Pack die Badehose aus

Da möchte man selbst als Hetero in eine Zeitmaschine steigen und sich durchvögeln lassen: Auf Fire Island gab es in den 70ern eine ziemlich vergnügte Gay Community. Die Polaroids von Tom Bianchi beweisen es. Von Felix Denk

Am Hafen ging immer was ab. Im Blue Whale zum Beispiel, wo sonntags zum Tea Dance die besten DJs aus der New Yorker Clubszene auflegten. Der Supermarkt daneben war auch berühmt, als Cruising Spot. Und wenn die Fähre anlegte und noch mehr muskelgestählte, partyhungrige Männer in die sandige Parallelwelt 57 Kilometer vor New York brachte, war das jedes Mal ein Großereignis. Da kam schon mal die halbe Insel vorbei und schaute, wer so ausstieg. 
Im Christentum und im Islam mag das Paradies ein Garten sein, für die amerikanische Schwulenbewegung war es eine Insel. Fire Island, 48 Kilometer lang, einen Kilometer breit und südlich von Long Island gelegen, war der wahrscheinlich hedonistischste Ort der an Ausschweifungen nicht eben armen 70er-Jahre. 
Man wüsste viel weniger über diese schwule Enklave, wäre da nicht Tom Bianchi gewesen. Er ist das visuelle Gedächtnis von Fire Island. Mitte der 70er-Jahre arbeitete er als junger Anwalt bei Columbia Pictures. Als ihm eine Polaroidkamera in die Hände fiel, begann er seine Freunde zu fotografieren, mit denen er die Sommerwochenenden auf Fire Island verbrachte. Die Sofortbildkamera sollte sich als ideal erweisen. Nicht nur, weil die Bildästhetik die Fotos wie gemalt aussehen ließ, sondern weil man die Bilder gleich anschauen konnte und die Fotografierten Bianchi nach und nach ihr Vertrauen schenkten. Auf den Polaroids tritt etwas ans Licht, das im Rest der Welt gut versteckt werden musste.

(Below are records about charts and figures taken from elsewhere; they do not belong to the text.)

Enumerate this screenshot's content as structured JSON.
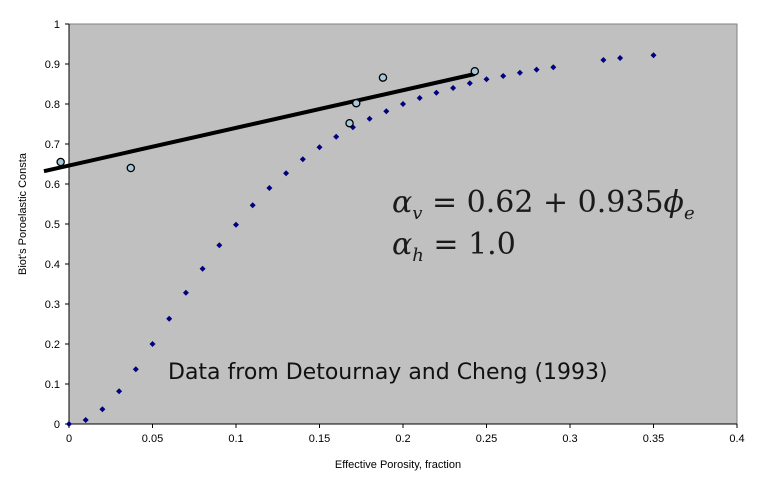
{
  "chart_data": {
    "type": "scatter",
    "title": "",
    "xlabel": "Effective Porosity, fraction",
    "ylabel": "Biot's Poroelastic Consta",
    "xlim": [
      0,
      0.4
    ],
    "ylim": [
      0,
      1
    ],
    "x_ticks": [
      "0",
      "0.05",
      "0.1",
      "0.15",
      "0.2",
      "0.25",
      "0.3",
      "0.35",
      "0.4"
    ],
    "y_ticks": [
      "0",
      "0.1",
      "0.2",
      "0.3",
      "0.4",
      "0.5",
      "0.6",
      "0.7",
      "0.8",
      "0.9",
      "1"
    ],
    "grid": false,
    "plot_background": "#c0c0c0",
    "series": [
      {
        "marker": "diamond",
        "color": "#000080",
        "points": [
          [
            0.0,
            0.0
          ],
          [
            0.01,
            0.01
          ],
          [
            0.02,
            0.037
          ],
          [
            0.03,
            0.082
          ],
          [
            0.04,
            0.137
          ],
          [
            0.05,
            0.2
          ],
          [
            0.06,
            0.263
          ],
          [
            0.07,
            0.328
          ],
          [
            0.08,
            0.388
          ],
          [
            0.09,
            0.447
          ],
          [
            0.1,
            0.498
          ],
          [
            0.11,
            0.547
          ],
          [
            0.12,
            0.59
          ],
          [
            0.13,
            0.627
          ],
          [
            0.14,
            0.662
          ],
          [
            0.15,
            0.692
          ],
          [
            0.16,
            0.718
          ],
          [
            0.17,
            0.742
          ],
          [
            0.18,
            0.763
          ],
          [
            0.19,
            0.782
          ],
          [
            0.2,
            0.8
          ],
          [
            0.21,
            0.815
          ],
          [
            0.22,
            0.828
          ],
          [
            0.23,
            0.84
          ],
          [
            0.24,
            0.852
          ],
          [
            0.25,
            0.862
          ],
          [
            0.26,
            0.87
          ],
          [
            0.27,
            0.878
          ],
          [
            0.28,
            0.886
          ],
          [
            0.29,
            0.892
          ],
          [
            0.32,
            0.91
          ],
          [
            0.33,
            0.915
          ],
          [
            0.35,
            0.922
          ]
        ]
      },
      {
        "marker": "circle",
        "color": "#a6c8d8",
        "stroke": "#000000",
        "points": [
          [
            -0.005,
            0.655
          ],
          [
            0.037,
            0.64
          ],
          [
            0.168,
            0.752
          ],
          [
            0.172,
            0.802
          ],
          [
            0.188,
            0.866
          ],
          [
            0.243,
            0.882
          ]
        ]
      }
    ],
    "fit_line": {
      "color": "#000000",
      "from": [
        -0.015,
        0.632
      ],
      "to": [
        0.243,
        0.875
      ]
    },
    "annotations": {
      "eq_vertical": {
        "lhs": "α",
        "sub": "v",
        "rhs": " = 0.62 + 0.935",
        "phi": "ϕ",
        "phi_sub": "e"
      },
      "eq_horizontal": {
        "lhs": "α",
        "sub": "h",
        "rhs": " = 1.0"
      },
      "source": "Data from Detournay and Cheng (1993)"
    }
  }
}
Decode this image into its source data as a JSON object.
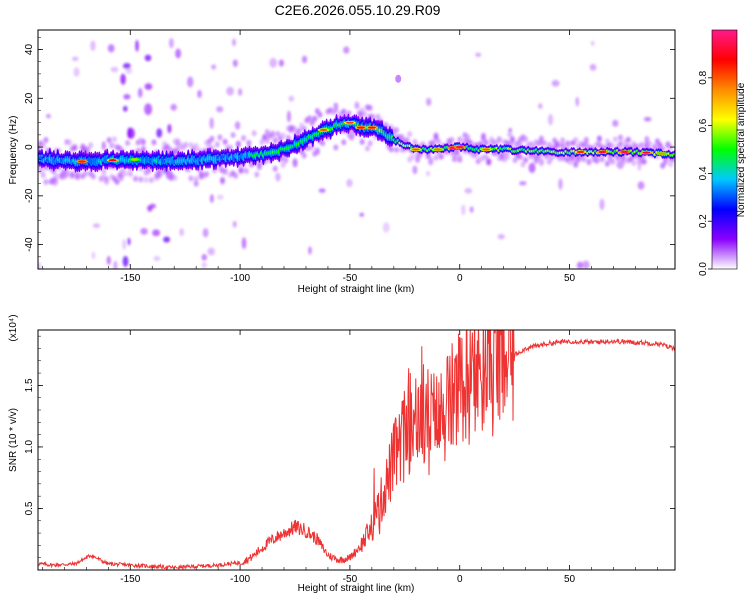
{
  "title": "C2E6.2026.055.10.29.R09",
  "chart_data": [
    {
      "type": "heatmap",
      "name": "spectrogram",
      "xlabel": "Height of straight line (km)",
      "ylabel": "Frequency (Hz)",
      "xlim": [
        -192,
        98
      ],
      "ylim": [
        -50,
        48
      ],
      "xticks": [
        -150,
        -100,
        -50,
        0,
        50
      ],
      "xtick_labels": [
        "-150",
        "-100",
        "-50",
        "0",
        "50"
      ],
      "yticks": [
        -40,
        -20,
        0,
        20,
        40
      ],
      "ytick_labels": [
        "-40",
        "-20",
        "0",
        "20",
        "40"
      ],
      "ridge": {
        "x": [
          -192,
          -170,
          -150,
          -130,
          -115,
          -100,
          -90,
          -80,
          -70,
          -62,
          -55,
          -50,
          -45,
          -40,
          -35,
          -30,
          -25,
          -20,
          -10,
          0,
          10,
          20,
          40,
          60,
          80,
          98
        ],
        "frequency": [
          -5,
          -6,
          -5,
          -6,
          -5,
          -4,
          -3,
          -1,
          3,
          7,
          9,
          10,
          8,
          8,
          6,
          3,
          1,
          -1,
          -1,
          0,
          -1,
          -1,
          -2,
          -2,
          -2,
          -3
        ]
      },
      "colorbar": {
        "label": "Normalized spectral amplitude",
        "range": [
          0,
          1
        ],
        "ticks": [
          0.0,
          0.2,
          0.4,
          0.6,
          0.8
        ],
        "tick_labels": [
          "0.0",
          "0.2",
          "0.4",
          "0.6",
          "0.8"
        ],
        "colors": [
          "#ffffff",
          "#8a00ff",
          "#0000ff",
          "#00c8ff",
          "#00ff00",
          "#ffff00",
          "#ff8c00",
          "#ff0000",
          "#ff1a8c"
        ]
      }
    },
    {
      "type": "line",
      "name": "snr",
      "xlabel": "Height of straight line (km)",
      "ylabel": "SNR (10 * v/v)",
      "multiplier_label": "(x10⁴)",
      "xlim": [
        -192,
        98
      ],
      "ylim": [
        0,
        1.95
      ],
      "xticks": [
        -150,
        -100,
        -50,
        0,
        50
      ],
      "xtick_labels": [
        "-150",
        "-100",
        "-50",
        "0",
        "50"
      ],
      "yticks": [
        0.5,
        1.0,
        1.5
      ],
      "ytick_labels": [
        "0.5",
        "1.0",
        "1.5"
      ],
      "color": "#ee3333",
      "x": [
        -192,
        -185,
        -175,
        -168,
        -160,
        -150,
        -140,
        -130,
        -120,
        -110,
        -100,
        -95,
        -90,
        -85,
        -80,
        -75,
        -70,
        -65,
        -60,
        -55,
        -50,
        -45,
        -40,
        -35,
        -30,
        -25,
        -20,
        -15,
        -10,
        -5,
        0,
        5,
        10,
        15,
        20,
        25,
        30,
        40,
        50,
        60,
        70,
        80,
        90,
        98
      ],
      "y": [
        0.05,
        0.04,
        0.05,
        0.12,
        0.05,
        0.04,
        0.03,
        0.02,
        0.03,
        0.04,
        0.06,
        0.1,
        0.18,
        0.25,
        0.3,
        0.35,
        0.32,
        0.25,
        0.12,
        0.08,
        0.1,
        0.2,
        0.35,
        0.6,
        0.9,
        1.1,
        1.3,
        1.25,
        1.2,
        1.35,
        1.45,
        1.55,
        1.6,
        1.65,
        1.7,
        1.75,
        1.8,
        1.84,
        1.86,
        1.85,
        1.86,
        1.85,
        1.84,
        1.8
      ]
    }
  ]
}
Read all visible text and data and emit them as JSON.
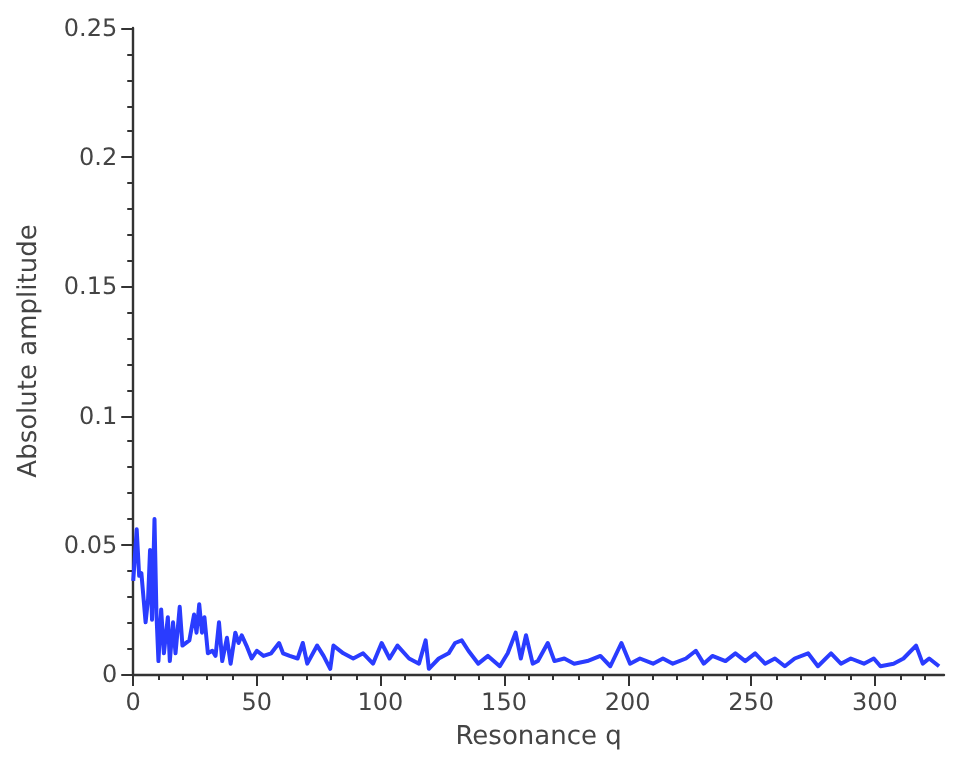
{
  "chart_data": {
    "type": "line",
    "xlabel": "Resonance q",
    "ylabel": "Absolute amplitude",
    "xlim": [
      0,
      328
    ],
    "xticks": [
      0,
      50,
      100,
      150,
      200,
      250,
      300
    ],
    "ylim": [
      0,
      0.25
    ],
    "yticks": [
      0,
      0.05,
      0.1,
      0.15,
      0.2,
      0.25
    ],
    "grid": false,
    "marker": "none",
    "line_style": "solid",
    "series": [
      {
        "color": "#2a3cff",
        "x": [
          0,
          1.4,
          2.4,
          3.3,
          5,
          6,
          6.8,
          7.6,
          8.6,
          9.4,
          10.2,
          11.3,
          12.4,
          14,
          14.8,
          16.1,
          17.1,
          18.8,
          19.9,
          22.7,
          24.6,
          25.6,
          26.7,
          27.8,
          28.8,
          30.2,
          32,
          33.3,
          34.7,
          36,
          37.9,
          39.4,
          41.3,
          42.6,
          43.9,
          45.8,
          47.9,
          50,
          52.7,
          55.8,
          59,
          60.6,
          63.3,
          66.5,
          68.6,
          70.4,
          74.4,
          77,
          79.7,
          81,
          85,
          89,
          93,
          97,
          100.5,
          103.7,
          106.9,
          111.6,
          115.6,
          118.3,
          119.6,
          123.6,
          127.6,
          130.2,
          132.9,
          135.6,
          139.6,
          143.5,
          148.3,
          151.5,
          154.7,
          156.8,
          158.9,
          161.6,
          163.7,
          167.7,
          170.4,
          174.4,
          178.4,
          183.7,
          189,
          193,
          197.5,
          201,
          205,
          210.3,
          214.3,
          218.3,
          223.6,
          227.6,
          230.8,
          234.3,
          239.6,
          243.6,
          247.6,
          251.6,
          255.6,
          259.6,
          263.6,
          267.6,
          273,
          277,
          282.3,
          286.3,
          290.3,
          295.6,
          299.6,
          302.3,
          307.6,
          311.6,
          316.7,
          319.4,
          322,
          326
        ],
        "values": [
          0.036,
          0.056,
          0.038,
          0.039,
          0.02,
          0.029,
          0.048,
          0.021,
          0.06,
          0.023,
          0.005,
          0.025,
          0.008,
          0.022,
          0.005,
          0.02,
          0.008,
          0.026,
          0.011,
          0.013,
          0.023,
          0.016,
          0.027,
          0.016,
          0.022,
          0.008,
          0.009,
          0.007,
          0.02,
          0.005,
          0.014,
          0.004,
          0.016,
          0.012,
          0.015,
          0.011,
          0.006,
          0.009,
          0.007,
          0.008,
          0.012,
          0.008,
          0.007,
          0.006,
          0.012,
          0.004,
          0.011,
          0.007,
          0.002,
          0.011,
          0.008,
          0.006,
          0.008,
          0.004,
          0.012,
          0.006,
          0.011,
          0.006,
          0.004,
          0.013,
          0.002,
          0.006,
          0.008,
          0.012,
          0.013,
          0.009,
          0.004,
          0.007,
          0.003,
          0.008,
          0.016,
          0.006,
          0.015,
          0.004,
          0.005,
          0.012,
          0.005,
          0.006,
          0.004,
          0.005,
          0.007,
          0.003,
          0.012,
          0.004,
          0.006,
          0.004,
          0.006,
          0.004,
          0.006,
          0.009,
          0.004,
          0.007,
          0.005,
          0.008,
          0.005,
          0.008,
          0.004,
          0.006,
          0.003,
          0.006,
          0.008,
          0.003,
          0.008,
          0.004,
          0.006,
          0.004,
          0.006,
          0.003,
          0.004,
          0.006,
          0.011,
          0.004,
          0.006,
          0.003
        ]
      }
    ]
  }
}
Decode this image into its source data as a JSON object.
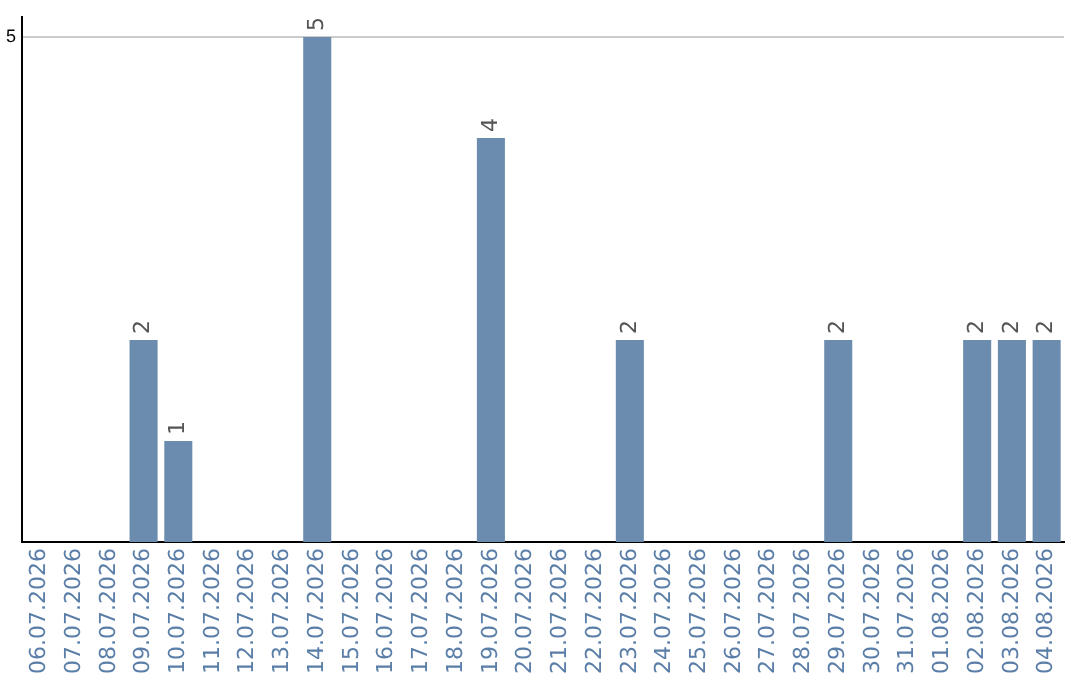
{
  "chart_data": {
    "type": "bar",
    "categories": [
      "06.07.2026",
      "07.07.2026",
      "08.07.2026",
      "09.07.2026",
      "10.07.2026",
      "11.07.2026",
      "12.07.2026",
      "13.07.2026",
      "14.07.2026",
      "15.07.2026",
      "16.07.2026",
      "17.07.2026",
      "18.07.2026",
      "19.07.2026",
      "20.07.2026",
      "21.07.2026",
      "22.07.2026",
      "23.07.2026",
      "24.07.2026",
      "25.07.2026",
      "26.07.2026",
      "27.07.2026",
      "28.07.2026",
      "29.07.2026",
      "30.07.2026",
      "31.07.2026",
      "01.08.2026",
      "02.08.2026",
      "03.08.2026",
      "04.08.2026"
    ],
    "values": [
      0,
      0,
      0,
      2,
      1,
      0,
      0,
      0,
      5,
      0,
      0,
      0,
      0,
      4,
      0,
      0,
      0,
      2,
      0,
      0,
      0,
      0,
      0,
      2,
      0,
      0,
      0,
      2,
      2,
      2
    ],
    "value_labels": [
      null,
      null,
      null,
      "2",
      "1",
      null,
      null,
      null,
      "5",
      null,
      null,
      null,
      null,
      "4",
      null,
      null,
      null,
      "2",
      null,
      null,
      null,
      null,
      null,
      "2",
      null,
      null,
      null,
      "2",
      "2",
      "2"
    ],
    "color": "#6b8cae",
    "ylim": [
      0,
      5.2
    ],
    "yticks": [
      5
    ],
    "grid": "y",
    "legend": false
  }
}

Schließlich war Schwulsein zu dieser Zeit etwas Heimliches bis Gefährliches. 
Die Sommertage, die Bianchi fotografierte, folgten einem steten Rhythmus. Das An- und Ausziehen der engen Speedo-Badehosen gab den Takt vor. Wer nicht gerade tanzt, liegt in der Sonne, schwimmt im Atlantik oder hat Sex in irgendeiner Hängematte. Die Party-Crowd, die im Sommer Wochenende für Wochenende aus New York kam, zog erst ab, wenn im Herbst die Gänse nach Süden flogen und die Schmetterlinge in den Dünen starben, wie es der Schriftsteller Andrew Holleran in seinem Disco-Roman „Dancer from the Dance“ bittersüß formulierte. Dann überwinterte die Szene in den New Yorker Clubs wie im Le Jardin oder im The Saint. 
Letzterer Club sollte bald traurige Berühmtheit erlangen. Als eine neue, rätselhafte Krankheit von Los Angeles nach New York gelangte und erste Todesopfer forderte, wurde sie auch „Saints Disease“ genannt. Als Aids explodierte, wurde Fire Island zum Ground Zero der Gay Community. Nicht weniger als eine Welt ging da qualvoll zu Ende. Die Party war vorbei. Und jedes Jahr, wenn die Saison wieder anfing, fragte man sich, wer alles nicht mehr kommen würde. Ohne es ahnen zu können, dokumentierte Bianchi mit seinen Polaroids die erste Generation schwuler Männer, die an Aids starben. Es sollten ausgerechnet die Gym-gestählten, kraftstrotzenden Adonisse sein, die als Erste von der Immunschwächekrankheit dahingerafft wurden. 
Bianchi selbst hatte da seinen Anwaltsjob schon an den Nagel gehängt, wurde Aktfotograf und gründete eine Biotech-Firma, die Medikamente gegen die Krankheit erforschte. Seine Bilder von Fire Island, die Ende der 70er-Jahre niemand veröffentlichen wollte, hielt er lange in einem Schuhkarton verschlossen. Zu viele traurige Erinnerungen. Erst 2013 erschienen sie schließlich als Buch.